We are seeking a highly skilled and visionary Data Architect to lead the design and implementation of our global data model at InPost. This position is ideal for individuals passionate about data ecosystems, medallion architecture, and top-noch frameworks for processing large-scale datasets. This role will encompass both performance (vast data volumes) and conceptual aspects (naming convention and its consistency).
- Defining and overseeing the implementation of data modeling strategies
- Defining and overseeing the data naming strategy (establishing conventions, harmonizing existing names of schemas, objects, columns, ensuring compliance)
- Training data engineers and data consultants on data modeling approaches (theory, tools, strategies)
- Creating technical specifications for data model development and data architecture documentation
- Ensuring effective collaboration between engineering and analytical teams
- Tracking trends and introducing innovations in data modeling approaches (tools, performance, naming)
- Minimum 6 years of experience in the field of data engineering / analytics engineering
- 2 years of experience as a Data Architect
- Expert in SQL
- Advanced knowledge of Python, Spark, Databricks, Azure, dbt + willingness to work with in-house frameworks for creating data objects
- Extensive experience in designing and implementing data warehouses (preferably modern big data warehouses, data lakehouse), (long-term) experience with data modeling in star schema, theoretical and practical knowledge of Kimball approach
- Deep understanding of medalion architecture
- Proven track record of successfully delivering Big Data & Analytics solutions
- Proficiency in modern Data & Analytics technology stacks and architectural patterns
- Knowledge and experience in optimization of: queries in the Big Data stack, ETL processes, data storage solutions and partitioning strategies for high-performance analytics and processing
- Familiarity with the Parquet file format and experience working with Delta Lake, including data versioning, storage optimization, ensuring data integrity, and handling ACID transactions
- Understanding of the end-to-end development lifecycle of analytical data products
- High level of communication and cross-team collaboration skills
- Familiarity with CI/CD and git (preferred GitLab)
- Polish native, fluent English
We will appreciate also:
- Knowledge of BI tools (Power BI preferred / Tableau)
- Familiarity with CI/CD and git (preferred GitLab)

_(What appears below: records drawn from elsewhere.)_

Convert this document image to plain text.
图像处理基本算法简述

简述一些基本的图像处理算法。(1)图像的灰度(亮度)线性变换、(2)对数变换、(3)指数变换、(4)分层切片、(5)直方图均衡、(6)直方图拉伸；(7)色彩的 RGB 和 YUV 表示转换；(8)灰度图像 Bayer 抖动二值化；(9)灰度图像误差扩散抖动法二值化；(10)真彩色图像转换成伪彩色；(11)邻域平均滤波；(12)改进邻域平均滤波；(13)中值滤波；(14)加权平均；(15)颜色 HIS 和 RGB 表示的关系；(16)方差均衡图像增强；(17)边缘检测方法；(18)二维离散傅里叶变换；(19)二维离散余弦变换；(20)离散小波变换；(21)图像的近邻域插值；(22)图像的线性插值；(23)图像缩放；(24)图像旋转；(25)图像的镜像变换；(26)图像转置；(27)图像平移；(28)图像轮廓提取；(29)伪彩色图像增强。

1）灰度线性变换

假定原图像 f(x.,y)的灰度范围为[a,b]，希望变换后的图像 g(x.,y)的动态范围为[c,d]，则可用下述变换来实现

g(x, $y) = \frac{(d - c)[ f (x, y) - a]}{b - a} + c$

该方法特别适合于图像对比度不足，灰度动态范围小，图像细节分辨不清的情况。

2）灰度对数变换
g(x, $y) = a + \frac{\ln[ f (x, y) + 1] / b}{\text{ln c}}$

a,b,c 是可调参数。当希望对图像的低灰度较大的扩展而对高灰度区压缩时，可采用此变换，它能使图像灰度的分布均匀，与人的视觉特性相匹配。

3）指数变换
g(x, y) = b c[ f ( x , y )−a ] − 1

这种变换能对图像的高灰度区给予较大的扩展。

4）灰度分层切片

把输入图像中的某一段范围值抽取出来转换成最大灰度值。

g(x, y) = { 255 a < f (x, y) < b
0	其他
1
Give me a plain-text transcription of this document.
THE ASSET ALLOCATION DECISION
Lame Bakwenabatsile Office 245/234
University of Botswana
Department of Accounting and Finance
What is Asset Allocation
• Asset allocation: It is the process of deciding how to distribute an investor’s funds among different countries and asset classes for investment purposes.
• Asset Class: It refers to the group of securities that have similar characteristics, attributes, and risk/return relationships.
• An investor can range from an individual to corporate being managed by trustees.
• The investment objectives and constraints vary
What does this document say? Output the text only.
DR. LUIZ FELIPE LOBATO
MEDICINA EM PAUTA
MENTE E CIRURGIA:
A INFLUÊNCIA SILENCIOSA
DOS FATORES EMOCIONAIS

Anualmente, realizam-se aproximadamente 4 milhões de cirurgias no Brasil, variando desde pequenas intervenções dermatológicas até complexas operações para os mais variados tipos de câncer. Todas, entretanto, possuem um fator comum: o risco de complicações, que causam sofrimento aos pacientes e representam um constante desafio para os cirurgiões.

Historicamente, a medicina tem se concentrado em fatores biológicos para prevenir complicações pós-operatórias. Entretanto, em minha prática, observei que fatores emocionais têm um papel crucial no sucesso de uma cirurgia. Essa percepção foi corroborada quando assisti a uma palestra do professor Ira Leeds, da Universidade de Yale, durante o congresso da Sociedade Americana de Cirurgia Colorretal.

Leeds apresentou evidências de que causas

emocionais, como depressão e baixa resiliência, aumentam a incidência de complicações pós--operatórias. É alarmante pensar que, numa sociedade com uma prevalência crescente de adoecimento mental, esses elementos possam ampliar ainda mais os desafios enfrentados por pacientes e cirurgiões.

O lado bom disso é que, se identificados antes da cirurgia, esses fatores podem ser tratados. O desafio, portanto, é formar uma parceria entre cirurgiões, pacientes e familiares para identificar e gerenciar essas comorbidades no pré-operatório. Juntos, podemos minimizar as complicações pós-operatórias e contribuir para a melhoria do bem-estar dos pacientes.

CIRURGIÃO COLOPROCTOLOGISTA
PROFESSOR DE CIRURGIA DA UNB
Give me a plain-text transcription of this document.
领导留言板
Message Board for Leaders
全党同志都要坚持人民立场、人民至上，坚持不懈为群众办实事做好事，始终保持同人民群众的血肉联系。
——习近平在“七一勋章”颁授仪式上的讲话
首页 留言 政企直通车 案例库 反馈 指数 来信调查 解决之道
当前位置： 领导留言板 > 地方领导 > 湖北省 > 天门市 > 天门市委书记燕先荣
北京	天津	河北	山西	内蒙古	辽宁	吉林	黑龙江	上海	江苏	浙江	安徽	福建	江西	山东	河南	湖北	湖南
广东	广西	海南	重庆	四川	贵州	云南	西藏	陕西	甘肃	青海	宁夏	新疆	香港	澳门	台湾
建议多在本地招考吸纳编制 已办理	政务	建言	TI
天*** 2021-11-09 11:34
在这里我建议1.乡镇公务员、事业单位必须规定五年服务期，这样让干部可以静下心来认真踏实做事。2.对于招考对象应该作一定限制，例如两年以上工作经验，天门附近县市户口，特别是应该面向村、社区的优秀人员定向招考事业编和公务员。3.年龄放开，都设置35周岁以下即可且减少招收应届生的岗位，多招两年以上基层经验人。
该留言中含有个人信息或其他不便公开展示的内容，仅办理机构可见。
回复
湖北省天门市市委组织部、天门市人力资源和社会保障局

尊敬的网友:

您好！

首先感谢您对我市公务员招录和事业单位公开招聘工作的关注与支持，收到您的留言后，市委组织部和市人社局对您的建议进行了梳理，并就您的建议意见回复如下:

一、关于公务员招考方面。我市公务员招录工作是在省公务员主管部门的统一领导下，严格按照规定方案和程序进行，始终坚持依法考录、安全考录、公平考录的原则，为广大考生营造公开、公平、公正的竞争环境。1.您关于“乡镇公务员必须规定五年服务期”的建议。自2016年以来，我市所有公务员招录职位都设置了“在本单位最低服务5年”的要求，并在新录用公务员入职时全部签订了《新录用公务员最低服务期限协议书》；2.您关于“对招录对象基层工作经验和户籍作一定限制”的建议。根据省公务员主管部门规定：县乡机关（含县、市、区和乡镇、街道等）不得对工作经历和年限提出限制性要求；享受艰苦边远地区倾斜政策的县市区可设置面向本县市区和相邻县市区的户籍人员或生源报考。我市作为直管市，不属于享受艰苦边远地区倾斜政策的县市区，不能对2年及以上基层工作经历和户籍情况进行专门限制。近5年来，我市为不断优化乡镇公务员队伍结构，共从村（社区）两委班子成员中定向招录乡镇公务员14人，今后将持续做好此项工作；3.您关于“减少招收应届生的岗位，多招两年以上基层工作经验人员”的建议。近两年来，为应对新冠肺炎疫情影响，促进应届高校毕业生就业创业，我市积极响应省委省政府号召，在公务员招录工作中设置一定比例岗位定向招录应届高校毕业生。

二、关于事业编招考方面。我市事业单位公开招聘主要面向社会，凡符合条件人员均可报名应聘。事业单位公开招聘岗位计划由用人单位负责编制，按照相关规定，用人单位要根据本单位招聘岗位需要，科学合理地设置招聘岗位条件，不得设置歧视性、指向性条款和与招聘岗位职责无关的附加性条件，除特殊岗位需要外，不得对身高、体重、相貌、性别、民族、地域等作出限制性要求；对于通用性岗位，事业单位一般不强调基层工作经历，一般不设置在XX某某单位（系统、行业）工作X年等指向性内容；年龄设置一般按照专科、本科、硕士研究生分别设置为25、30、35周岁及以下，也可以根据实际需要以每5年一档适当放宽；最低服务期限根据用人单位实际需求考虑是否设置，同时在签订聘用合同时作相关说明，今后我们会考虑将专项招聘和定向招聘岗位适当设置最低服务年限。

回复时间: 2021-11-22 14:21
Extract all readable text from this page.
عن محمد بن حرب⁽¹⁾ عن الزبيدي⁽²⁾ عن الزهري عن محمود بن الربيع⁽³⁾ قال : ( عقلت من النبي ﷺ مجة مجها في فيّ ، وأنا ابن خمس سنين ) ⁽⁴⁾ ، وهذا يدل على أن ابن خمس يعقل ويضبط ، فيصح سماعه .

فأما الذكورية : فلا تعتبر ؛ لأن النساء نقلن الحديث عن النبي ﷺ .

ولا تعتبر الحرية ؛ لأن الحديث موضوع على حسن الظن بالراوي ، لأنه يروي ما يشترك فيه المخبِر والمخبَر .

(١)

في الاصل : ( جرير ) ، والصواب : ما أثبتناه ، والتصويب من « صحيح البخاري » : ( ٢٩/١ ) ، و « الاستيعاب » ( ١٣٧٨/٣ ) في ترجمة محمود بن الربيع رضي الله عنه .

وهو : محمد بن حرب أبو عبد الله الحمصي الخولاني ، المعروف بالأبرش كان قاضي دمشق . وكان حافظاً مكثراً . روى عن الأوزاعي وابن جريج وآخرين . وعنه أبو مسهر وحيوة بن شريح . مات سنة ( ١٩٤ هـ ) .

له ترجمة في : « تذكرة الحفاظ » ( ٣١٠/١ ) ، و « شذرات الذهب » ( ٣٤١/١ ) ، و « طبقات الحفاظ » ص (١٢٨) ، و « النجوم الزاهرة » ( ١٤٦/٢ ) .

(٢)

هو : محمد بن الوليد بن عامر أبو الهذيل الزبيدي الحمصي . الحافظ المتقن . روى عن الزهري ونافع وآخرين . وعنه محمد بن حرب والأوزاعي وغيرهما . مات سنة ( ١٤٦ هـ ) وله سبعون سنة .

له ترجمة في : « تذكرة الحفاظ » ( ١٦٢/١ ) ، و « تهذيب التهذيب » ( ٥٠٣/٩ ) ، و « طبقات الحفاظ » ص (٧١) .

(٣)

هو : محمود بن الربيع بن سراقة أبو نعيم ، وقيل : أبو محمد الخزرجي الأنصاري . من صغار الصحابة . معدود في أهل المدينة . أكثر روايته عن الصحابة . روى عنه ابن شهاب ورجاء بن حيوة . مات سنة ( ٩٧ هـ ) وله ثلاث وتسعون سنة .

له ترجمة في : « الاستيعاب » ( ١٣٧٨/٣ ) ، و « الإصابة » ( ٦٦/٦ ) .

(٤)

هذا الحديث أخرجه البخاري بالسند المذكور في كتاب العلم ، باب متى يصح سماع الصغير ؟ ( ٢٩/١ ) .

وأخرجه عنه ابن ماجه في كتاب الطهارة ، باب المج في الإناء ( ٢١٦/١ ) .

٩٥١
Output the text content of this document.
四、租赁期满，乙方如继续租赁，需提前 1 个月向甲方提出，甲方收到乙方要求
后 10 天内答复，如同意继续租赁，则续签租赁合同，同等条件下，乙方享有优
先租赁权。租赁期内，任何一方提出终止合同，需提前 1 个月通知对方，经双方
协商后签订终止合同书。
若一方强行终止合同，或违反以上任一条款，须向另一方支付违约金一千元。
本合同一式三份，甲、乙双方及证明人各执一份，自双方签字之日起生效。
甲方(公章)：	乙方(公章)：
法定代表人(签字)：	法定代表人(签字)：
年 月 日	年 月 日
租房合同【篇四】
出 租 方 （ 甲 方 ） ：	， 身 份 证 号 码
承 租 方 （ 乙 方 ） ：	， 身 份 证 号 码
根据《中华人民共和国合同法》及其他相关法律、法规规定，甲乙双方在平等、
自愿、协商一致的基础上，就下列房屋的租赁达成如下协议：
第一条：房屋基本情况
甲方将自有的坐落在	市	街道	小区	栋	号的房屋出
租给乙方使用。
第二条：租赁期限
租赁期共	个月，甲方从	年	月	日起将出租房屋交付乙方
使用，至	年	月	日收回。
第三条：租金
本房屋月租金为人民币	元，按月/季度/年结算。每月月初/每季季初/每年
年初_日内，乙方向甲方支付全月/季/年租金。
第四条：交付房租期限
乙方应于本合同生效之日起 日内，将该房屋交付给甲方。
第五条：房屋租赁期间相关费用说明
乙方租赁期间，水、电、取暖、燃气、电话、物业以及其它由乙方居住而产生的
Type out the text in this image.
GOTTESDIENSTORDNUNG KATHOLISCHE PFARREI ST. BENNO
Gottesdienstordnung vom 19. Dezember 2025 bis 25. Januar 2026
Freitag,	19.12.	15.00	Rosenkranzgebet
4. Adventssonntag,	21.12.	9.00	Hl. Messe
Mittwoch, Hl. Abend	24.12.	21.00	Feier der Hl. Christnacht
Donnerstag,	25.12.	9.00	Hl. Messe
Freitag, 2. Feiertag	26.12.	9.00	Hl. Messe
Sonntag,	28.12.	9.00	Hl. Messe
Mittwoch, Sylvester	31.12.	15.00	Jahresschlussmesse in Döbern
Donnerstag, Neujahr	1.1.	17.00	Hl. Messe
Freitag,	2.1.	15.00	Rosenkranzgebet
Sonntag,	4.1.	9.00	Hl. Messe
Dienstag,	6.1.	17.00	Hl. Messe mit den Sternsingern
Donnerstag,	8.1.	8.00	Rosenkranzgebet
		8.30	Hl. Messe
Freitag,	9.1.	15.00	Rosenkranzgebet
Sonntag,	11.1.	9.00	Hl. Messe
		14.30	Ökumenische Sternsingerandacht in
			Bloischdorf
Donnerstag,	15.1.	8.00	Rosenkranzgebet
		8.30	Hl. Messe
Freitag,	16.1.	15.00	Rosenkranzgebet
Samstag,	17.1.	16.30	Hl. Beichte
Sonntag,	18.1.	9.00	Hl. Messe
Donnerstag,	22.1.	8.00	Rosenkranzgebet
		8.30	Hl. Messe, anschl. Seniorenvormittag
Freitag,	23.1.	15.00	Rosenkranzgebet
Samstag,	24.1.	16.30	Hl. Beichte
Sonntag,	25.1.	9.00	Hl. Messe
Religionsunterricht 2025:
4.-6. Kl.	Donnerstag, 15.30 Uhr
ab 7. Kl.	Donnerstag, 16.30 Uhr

- Experienced in establishing and enforcing data governance policies using Unity Catalog in Databricks for centralized data access control, lineage, and auditing
- Capability in defining and managing data quality frameworks, metadata management, and data cataloging
- Expertise in implementing role-based access control (RBAC) and data encryption (at rest and in transit) to ensure data security and compliance with regulations like GDPR, CCPA, and HIPAA
- Experience in building global data models